Consultation, consultation, consultation...


On a crisp autumnal day in the heart of imperial Whitehall, the imposing doors of HM Treasury were opened on Tuesday by the ‘Powers-That-Be’ for a talk on getting legislation through the UK Parliament.

Stephen Kelly, Chief Operating Officer for the Government, opened the discussions.

I have to admit that I was a tad confused by this. I thought—somewhat naively perhaps—that the COO for the government was the Prime Minister or, at the very least, some be-suited and impossibly Machiavellian minion of his. Alas, this wasn’t the case. I suppose the obvious clue was that there wasn’t a great deal of security surrounding Mr Kelly. He looked relaxed, confident and completely devoid of any James Bond-style briefcase containing shiny nuclear buttons (pity really, as I have always wondered what the PM’s ‘emergency satchel’ looks like).

So, what was the COO doing there?

It turns out that Stephen Kelly is responsible for shaking up Civil Service’s operations by trying to improve the way the government operates.

He has also been heavily involved in ‘Parliament Week,’ a programme of events and activities which are all about ‘connecting, inspiring and informing people across the UK about their democracy’

Now this has got to be a tricky task indeed when so many people and businesses seemingly feel dis-engaged with, or cynical about, democracy.

Even our wartime leader, Sir Winston Churchill, wasn’t always that impressed with our political system:

No one pretends that democracy is perfect or all-wise. Indeed, it has been said that democracy is the worst form of government except all those other forms that have been tried from time to time


During the panel discussion with Lord Taylor of Holbeach and various civil servants later in the morning, there was talk that many parliamentary processes should ideally be reformed so that the ‘worst form of government’ becomes a bit less bad (although in fairness this wasn’t quite how they expressed this). Whilst a lot of politicians like the pomp and pageantry of Parliament, the reality is that tradition can clog up processes and make law-making inefficient. It is time to start looking at creating a Parliament fit for the 21st century as opposed to the 19th century.

Personally, I don’t hold out a lot of hope that things will change quickly. The British are the world’s leaders at incremental change. Things are not going to change much soon.
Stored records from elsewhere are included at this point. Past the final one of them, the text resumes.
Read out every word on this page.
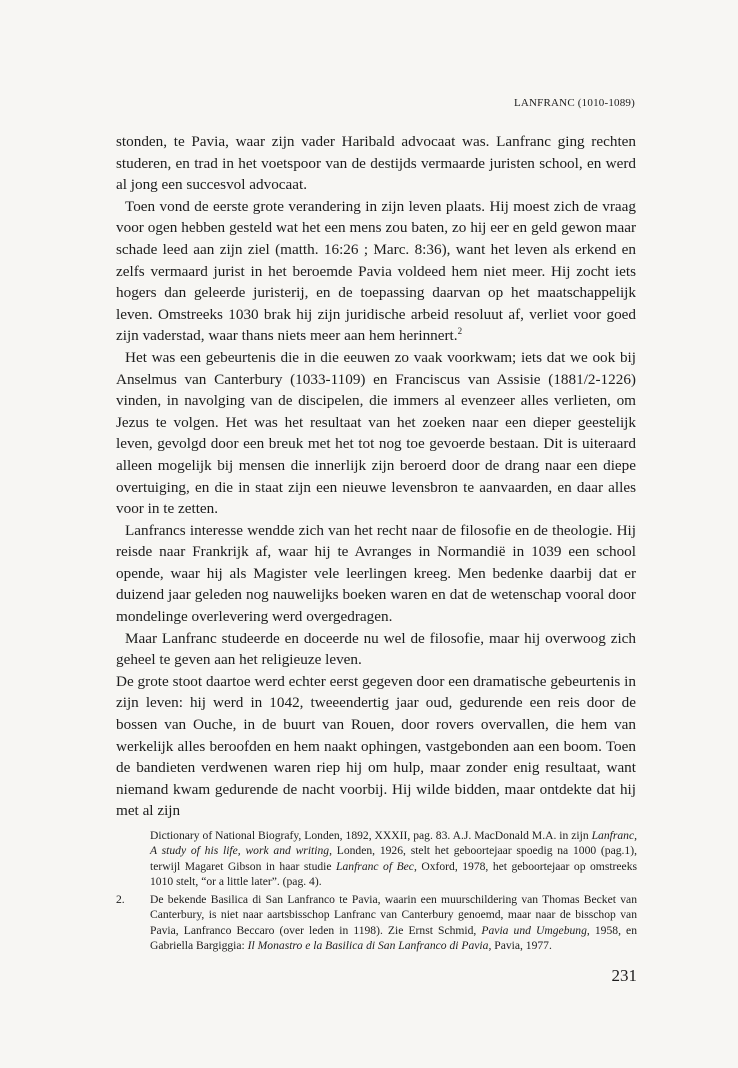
LANFRANC (1010-1089)

stonden, te Pavia, waar zijn vader Haribald advocaat was. Lanfranc ging rechten studeren, en trad in het voetspoor van de destijds vermaarde juristen school, en werd al jong een succesvol advocaat.

Toen vond de eerste grote verandering in zijn leven plaats. Hij moest zich de vraag voor ogen hebben gesteld wat het een mens zou baten, zo hij eer en geld gewon maar schade leed aan zijn ziel (matth. 16:26 ; Marc. 8:36), want het leven als erkend en zelfs vermaard jurist in het beroemde Pavia voldeed hem niet meer. Hij zocht iets hogers dan geleerde juristerij, en de toepassing daarvan op het maatschappelijk leven. Omstreeks 1030 brak hij zijn juridische arbeid resoluut af, verliet voor goed zijn vaderstad, waar thans niets meer aan hem herinnert.$^2$

Het was een gebeurtenis die in die eeuwen zo vaak voorkwam; iets dat we ook bij Anselmus van Canterbury (1033-1109) en Franciscus van Assisie (1881/2-1226) vinden, in navolging van de discipelen, die immers al evenzeer alles verlieten, om Jezus te volgen. Het was het resultaat van het zoeken naar een dieper geestelijk leven, gevolgd door een breuk met het tot nog toe gevoerde bestaan. Dit is uiteraard alleen mogelijk bij mensen die innerlijk zijn beroerd door de drang naar een diepe overtuiging, en die in staat zijn een nieuwe levensbron te aanvaarden, en daar alles voor in te zetten.

Lanfrancs interesse wendde zich van het recht naar de filosofie en de theologie. Hij reisde naar Frankrijk af, waar hij te Avranges in Normandië in 1039 een school opende, waar hij als Magister vele leerlingen kreeg. Men bedenke daarbij dat er duizend jaar geleden nog nauwelijks boeken waren en dat de wetenschap vooral door mondelinge overlevering werd overgedragen.

Maar Lanfranc studeerde en doceerde nu wel de filosofie, maar hij overwoog zich geheel te geven aan het religieuze leven.

De grote stoot daartoe werd echter eerst gegeven door een dramatische gebeurtenis in zijn leven: hij werd in 1042, tweeendertig jaar oud, gedurende een reis door de bossen van Ouche, in de buurt van Rouen, door rovers overvallen, die hem van werkelijk alles beroofden en hem naakt ophingen, vastgebonden aan een boom. Toen de bandieten verdwenen waren riep hij om hulp, maar zonder enig resultaat, want niemand kwam gedurende de nacht voorbij. Hij wilde bidden, maar ontdekte dat hij met al zijn

Dictionary of National Biografy, Londen, 1892, XXXII, pag. 83. A.J. MacDonald M.A. in zijn Lanfranc, A study of his life, work and writing, Londen, 1926, stelt het geboortejaar spoedig na 1000 (pag.1), terwijl Magaret Gibson in haar studie Lanfranc of Bec, Oxford, 1978, het geboortejaar op omstreeks 1010 stelt, “or a little later”. (pag. 4).

2.	De bekende Basilica di San Lanfranco te Pavia, waarin een muurschildering van Thomas Becket van Canterbury, is niet naar aartsbisschop Lanfranc van Canterbury genoemd, maar naar de bisschop van Pavia, Lanfranco Beccaro (over leden in 1198). Zie Ernst Schmid, Pavia und Umgebung, 1958, en Gabriella Bargiggia: Il Monastro e la Basilica di San Lanfranco di Pavia, Pavia, 1977.
231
This doesn’t mean, however, that all is lost. Far from it.

The panel reiterated the importance of getting involved in other ways and, given the whizzy nature of the Internet, this is easier than ever (well that’s the theory anyway). They were particularly keen that people and businesses get involved by giving feedback during any consultation process. To this end, the government updated its consultation principles a few weeks ago and, over the years, has been trying to make this process as easy as possible.

So, if a proposed law is likely to affect you or your business and a consultation has been issued, then try to get involved.

Here are some tips on the consultation process:

  • answer the questions that are asked, not the ones that you would like to be asked (there is often a space for general comments)
  • try to respond to the consultation with examples and evidence
  • if appropriate, try to offer solutions; not just a diatribe of abuse and criticisms
  • be brief and be clear
  • send your views as soon as possible otherwise it may get clogged up in all of the other late arrivals
  • don’t forget to diarise when the government is looking to publish its responses!

As a final thought, it is always worth bearing in mind that consultations are not referenda. They are exactly that: consultations. You still need to head down the poll booth every 5 years to put your X in the relevant box.

So now you know what to do if a consultation looms.

And if ever HM Government is looking to consult on whether the nuclear briefcase should be a subtle cream or an earthy neutral colour, go for the latter.